Голос у Брокендорфа был грубый — словно скрипело тележное колесо по дощатому мосту. Но мы слушали — и наш гнев испарялся, мы смотрели на него, а слышали из его похабной пасти веселый смех Франсуазы-Марии.
— Да, я подумал, будто полковник дома, когда заметил тени в окне, вспоминал Эглофштейн, грустно понурив голову. — Знай я, что там ты, Брокендорф, я взбежал бы наверх и выкинул тебя из окна в снег.
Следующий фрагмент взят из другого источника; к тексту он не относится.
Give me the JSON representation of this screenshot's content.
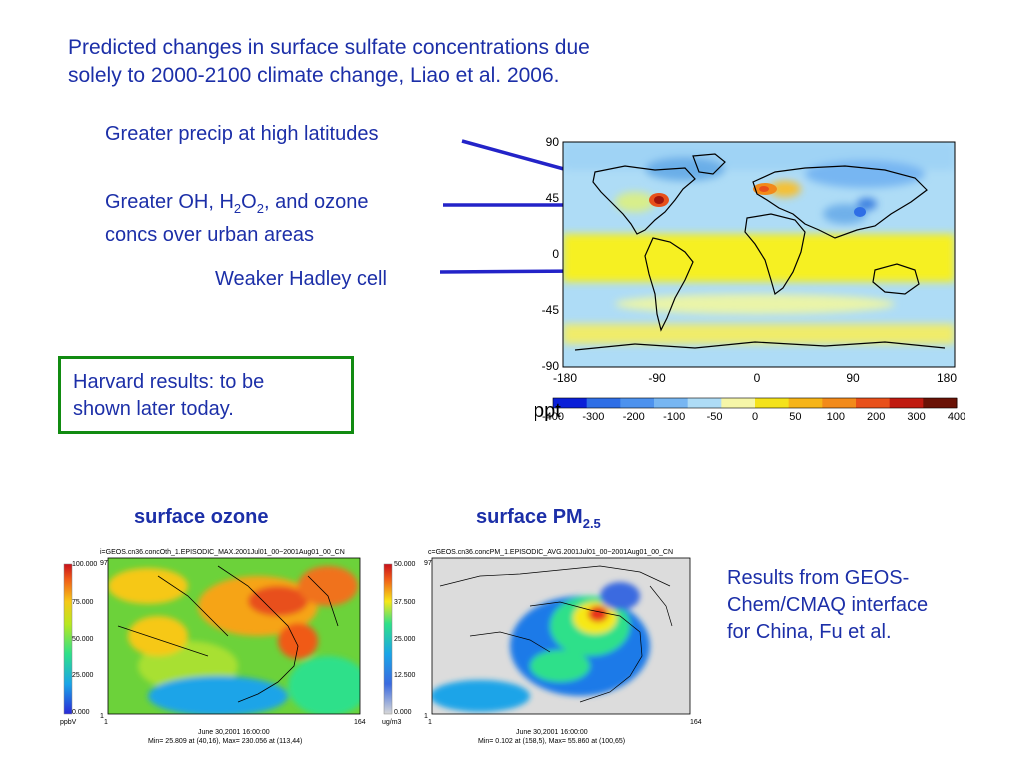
{
  "title": {
    "line1": "Predicted changes in surface sulfate concentrations due",
    "line2": "solely to 2000-2100 climate change, Liao et al. 2006."
  },
  "annotations": {
    "precip": "Greater precip at high latitudes",
    "oh_line1_a": "Greater OH, H",
    "oh_sub1": "2",
    "oh_line1_b": "O",
    "oh_sub2": "2",
    "oh_line1_c": ", and ozone",
    "oh_line2": "concs over urban areas",
    "hadley": "Weaker Hadley cell"
  },
  "harvard_box": {
    "line1": "Harvard results: to be",
    "line2": "shown later today."
  },
  "world_map": {
    "lat_ticks": [
      "90",
      "45",
      "0",
      "-45",
      "-90"
    ],
    "lon_ticks": [
      "-180",
      "-90",
      "0",
      "90",
      "180"
    ],
    "unit": "ppt",
    "colorbar_labels": [
      "-400",
      "-300",
      "-200",
      "-100",
      "-50",
      "0",
      "50",
      "100",
      "200",
      "300",
      "400"
    ],
    "colorbar_colors": [
      "#0a1fd8",
      "#2e6ee6",
      "#4d92ee",
      "#77b6f2",
      "#aedcf6",
      "#f6f6a8",
      "#f4e21a",
      "#f6b418",
      "#f28a1a",
      "#e8501a",
      "#c01a10",
      "#6a1206"
    ]
  },
  "ozone_panel": {
    "heading": "surface ozone",
    "header": "i=GEOS.cn36.concOth_1.EPISODIC_MAX.2001Jul01_00~2001Aug01_00_CN",
    "corner": "97",
    "cb_labels": [
      "100.000",
      "75.000",
      "50.000",
      "25.000",
      "0.000"
    ],
    "unit": "ppbV",
    "axis_left": "1",
    "axis_right": "164",
    "axis_y_min": "1",
    "date": "June 30,2001 16:00:00",
    "minmax": "Min= 25.809 at (40,16), Max= 230.056 at (113,44)"
  },
  "pm_panel": {
    "heading": "surface PM",
    "heading_sub": "2.5",
    "header": "c=GEOS.cn36.concPM_1.EPISODIC_AVG.2001Jul01_00~2001Aug01_00_CN",
    "corner": "97",
    "cb_labels": [
      "50.000",
      "37.500",
      "25.000",
      "12.500",
      "0.000"
    ],
    "unit": "ug/m3",
    "axis_left": "1",
    "axis_right": "164",
    "axis_y_min": "1",
    "date": "June 30,2001 16:00:00",
    "minmax": "Min= 0.102 at (158,5), Max= 55.860 at (100,65)"
  },
  "results_text": {
    "line1": "Results from GEOS-",
    "line2": "Chem/CMAQ interface",
    "line3": "for China, Fu et al."
  },
  "colors": {
    "text_blue": "#1c2fa8",
    "arrow_blue": "#2323c8",
    "box_green": "#118b11"
  }
}
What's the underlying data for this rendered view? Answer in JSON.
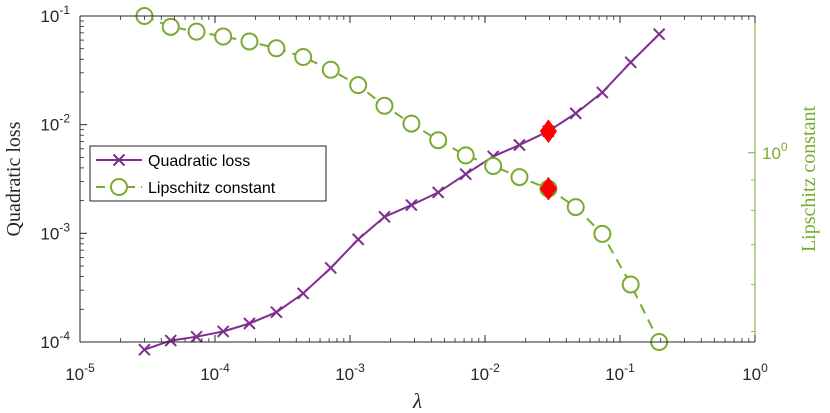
{
  "chart_data": {
    "type": "line",
    "title": "",
    "xlabel": "λ",
    "ylabel_left": "Quadratic loss",
    "ylabel_right": "Lipschitz constant",
    "xscale": "log",
    "xlim": [
      1e-05,
      1
    ],
    "ylim_left": [
      0.0001,
      0.1
    ],
    "ylim_right": [
      0.48,
      1.7
    ],
    "x_ticks": [
      {
        "base": "10",
        "exp": "-5"
      },
      {
        "base": "10",
        "exp": "-4"
      },
      {
        "base": "10",
        "exp": "-3"
      },
      {
        "base": "10",
        "exp": "-2"
      },
      {
        "base": "10",
        "exp": "-1"
      },
      {
        "base": "10",
        "exp": "0"
      }
    ],
    "y_ticks_left": [
      {
        "base": "10",
        "exp": "-4"
      },
      {
        "base": "10",
        "exp": "-3"
      },
      {
        "base": "10",
        "exp": "-2"
      },
      {
        "base": "10",
        "exp": "-1"
      }
    ],
    "y_ticks_right": [
      {
        "base": "10",
        "exp": "0"
      }
    ],
    "legend": {
      "position": "center-left",
      "entries": [
        "Quadratic loss",
        "Lipschitz constant"
      ]
    },
    "colors": {
      "loss": "#7e2f8e",
      "lipschitz": "#77ac30",
      "highlight": "#ff0000",
      "axis": "#262626"
    },
    "series": [
      {
        "name": "Quadratic loss",
        "axis": "left",
        "marker": "x",
        "style": "solid",
        "x": [
          3e-05,
          4.7e-05,
          7.3e-05,
          0.000115,
          0.00018,
          0.000285,
          0.00045,
          0.00072,
          0.00115,
          0.0018,
          0.00285,
          0.0045,
          0.0072,
          0.0115,
          0.018,
          0.0295,
          0.047,
          0.074,
          0.12,
          0.195
        ],
        "values": [
          8.5e-05,
          0.000103,
          0.000112,
          0.000125,
          0.000148,
          0.000188,
          0.00028,
          0.00048,
          0.00088,
          0.00142,
          0.00182,
          0.00238,
          0.0035,
          0.0051,
          0.0065,
          0.0087,
          0.0127,
          0.0198,
          0.0375,
          0.068
        ]
      },
      {
        "name": "Lipschitz constant",
        "axis": "right",
        "marker": "o",
        "style": "dashed",
        "x": [
          3e-05,
          4.7e-05,
          7.3e-05,
          0.000115,
          0.00018,
          0.000285,
          0.00045,
          0.00072,
          0.00115,
          0.0018,
          0.00285,
          0.0045,
          0.0072,
          0.0115,
          0.018,
          0.0295,
          0.047,
          0.074,
          0.12,
          0.195
        ],
        "values": [
          1.7,
          1.63,
          1.6,
          1.57,
          1.54,
          1.5,
          1.45,
          1.38,
          1.3,
          1.2,
          1.12,
          1.05,
          0.99,
          0.95,
          0.91,
          0.87,
          0.81,
          0.73,
          0.6,
          0.48
        ]
      }
    ],
    "highlights": [
      {
        "axis": "left",
        "x": 0.0295,
        "value": 0.0087
      },
      {
        "axis": "right",
        "x": 0.0295,
        "value": 0.87
      }
    ]
  }
}
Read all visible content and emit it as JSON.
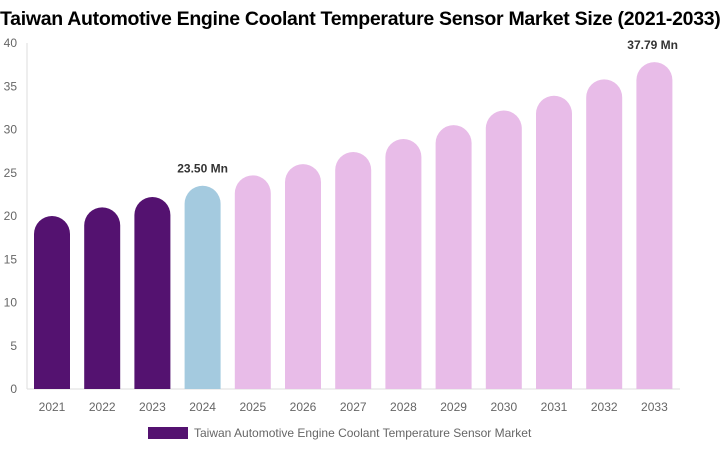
{
  "chart_data": {
    "type": "bar",
    "title": "Taiwan Automotive Engine Coolant Temperature Sensor Market Size (2021-2033)",
    "categories": [
      "2021",
      "2022",
      "2023",
      "2024",
      "2025",
      "2026",
      "2027",
      "2028",
      "2029",
      "2030",
      "2031",
      "2032",
      "2033"
    ],
    "series": [
      {
        "name": "Taiwan Automotive Engine Coolant Temperature Sensor Market",
        "values": [
          20.0,
          21.0,
          22.2,
          23.5,
          24.7,
          26.0,
          27.4,
          28.9,
          30.5,
          32.2,
          33.9,
          35.8,
          37.79
        ]
      }
    ],
    "data_labels": [
      {
        "category": "2024",
        "text": "23.50 Mn"
      },
      {
        "category": "2033",
        "text": "37.79 Mn"
      }
    ],
    "ylim": [
      0,
      40
    ],
    "yticks": [
      0,
      5,
      10,
      15,
      20,
      25,
      30,
      35,
      40
    ],
    "grid": false,
    "legend_position": "bottom",
    "colors": {
      "historical": "#541270",
      "base_year": "#a4cadf",
      "forecast": "#e8bce8",
      "legend": "#541270"
    }
  }
}
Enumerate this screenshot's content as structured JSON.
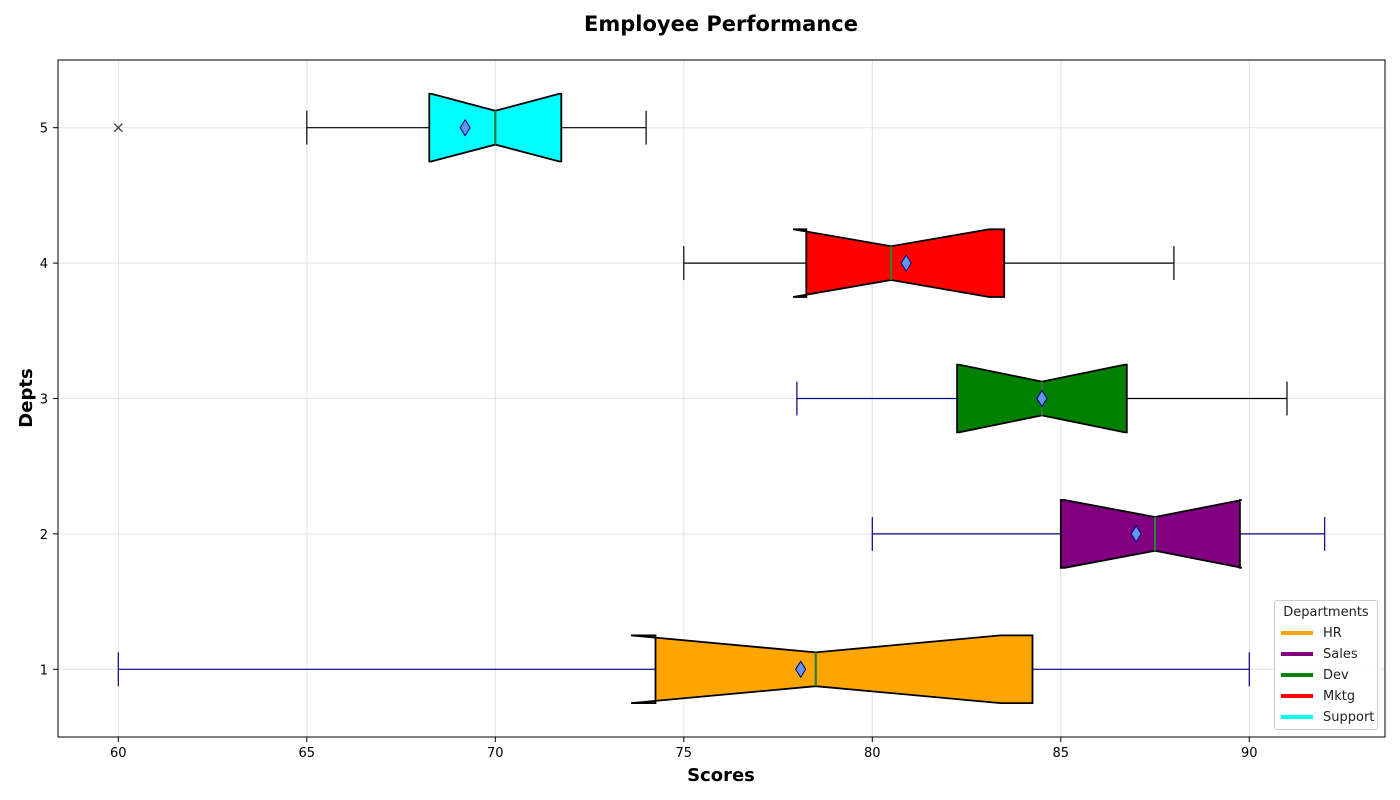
{
  "chart_data": {
    "type": "boxplot",
    "orientation": "horizontal",
    "notched": true,
    "title": "Employee Performance",
    "xlabel": "Scores",
    "ylabel": "Depts",
    "xlim": [
      58.4,
      93.6
    ],
    "ylim": [
      0.5,
      5.5
    ],
    "xticks": [
      60,
      65,
      70,
      75,
      80,
      85,
      90
    ],
    "yticks": [
      1,
      2,
      3,
      4,
      5
    ],
    "grid": true,
    "legend_title": "Departments",
    "legend_position": "lower-right",
    "series": [
      {
        "name": "HR",
        "position": 1,
        "color": "#ffa500",
        "whisker_color": "#00008b",
        "whislo": 60,
        "q1": 74.25,
        "median": 78.5,
        "q3": 84.25,
        "whishi": 90,
        "notch_lo": 73.6,
        "notch_hi": 83.4,
        "mean": 78.1,
        "fliers": []
      },
      {
        "name": "Sales",
        "position": 2,
        "color": "#800080",
        "whisker_color": "#00008b",
        "whislo": 80,
        "q1": 85,
        "median": 87.5,
        "q3": 89.75,
        "whishi": 92,
        "notch_lo": 85.1,
        "notch_hi": 89.8,
        "mean": 87,
        "fliers": []
      },
      {
        "name": "Dev",
        "position": 3,
        "color": "#008000",
        "whisker_color_low": "#00008b",
        "whisker_color_high": "#000000",
        "whislo": 78,
        "q1": 82.25,
        "median": 84.5,
        "q3": 86.75,
        "whishi": 91,
        "notch_lo": 82.3,
        "notch_hi": 86.7,
        "mean": 84.5,
        "fliers": []
      },
      {
        "name": "Mktg",
        "position": 4,
        "color": "#ff0000",
        "whisker_color": "#000000",
        "whislo": 75,
        "q1": 78.25,
        "median": 80.5,
        "q3": 83.5,
        "whishi": 88,
        "notch_lo": 77.9,
        "notch_hi": 83.1,
        "mean": 80.9,
        "fliers": []
      },
      {
        "name": "Support",
        "position": 5,
        "color": "#00ffff",
        "whisker_color": "#000000",
        "whislo": 65,
        "q1": 68.25,
        "median": 70,
        "q3": 71.75,
        "whishi": 74,
        "notch_lo": 68.3,
        "notch_hi": 71.7,
        "mean": 69.2,
        "fliers": [
          60
        ]
      }
    ],
    "median_color": "#2e7d32",
    "mean_marker_color": "#6495ed"
  }
}
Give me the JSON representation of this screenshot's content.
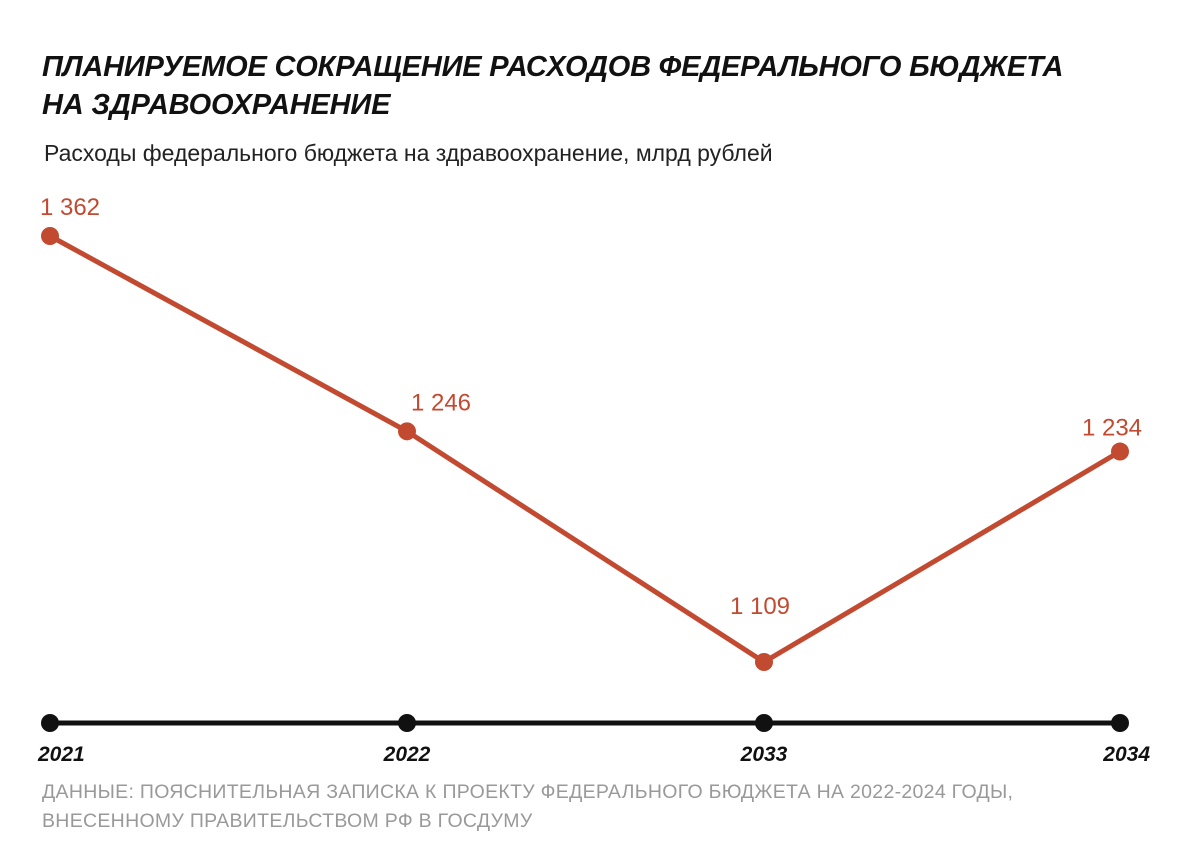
{
  "title_lines": [
    "ПЛАНИРУЕМОЕ СОКРАЩЕНИЕ РАСХОДОВ ФЕДЕРАЛЬНОГО БЮДЖЕТА",
    "НА ЗДРАВООХРАНЕНИЕ"
  ],
  "subtitle": "Расходы федерального бюджета на здравоохранение, млрд рублей",
  "source_lines": [
    "ДАННЫЕ: ПОЯСНИТЕЛЬНАЯ ЗАПИСКА К ПРОЕКТУ ФЕДЕРАЛЬНОГО БЮДЖЕТА НА 2022-2024 ГОДЫ,",
    "ВНЕСЕННОМУ ПРАВИТЕЛЬСТВОМ РФ В ГОСДУМУ"
  ],
  "colors": {
    "line": "#c24a30",
    "label": "#c24a30",
    "axis": "#111111",
    "source_text": "#999999"
  },
  "chart_data": {
    "type": "line",
    "title": "ПЛАНИРУЕМОЕ СОКРАЩЕНИЕ РАСХОДОВ ФЕДЕРАЛЬНОГО БЮДЖЕТА НА ЗДРАВООХРАНЕНИЕ",
    "subtitle": "Расходы федерального бюджета на здравоохранение, млрд рублей",
    "categories": [
      "2021",
      "2022",
      "2033",
      "2034"
    ],
    "values": [
      1362,
      1246,
      1109,
      1234
    ],
    "value_labels": [
      "1 362",
      "1 246",
      "1 109",
      "1 234"
    ],
    "xlabel": "",
    "ylabel": "",
    "ylim": [
      1070,
      1380
    ],
    "grid": false,
    "legend": "none"
  }
}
Но все это прошло, и любовь проходит, словно жар лихорадки… Но Брокендорф еще не разделался с Гюнтером.
— Она часто смеялась и говорила: глупый малыш, мальчишка, он хочет, чтобы я приходила к нему в комнату, а знаешь, где он живет? На заднем дворе, над курятником и под голубятней, и чтобы я к нему туда ходила?
Это были насмешки Франсуазы-Мари и, капитан хотел ими досадить нам, но уже никто из нас не чувствовал гнева, мы слушали, и нам чудилось, будто любимая еще раз заговорила с нами — устами этого пьяницы.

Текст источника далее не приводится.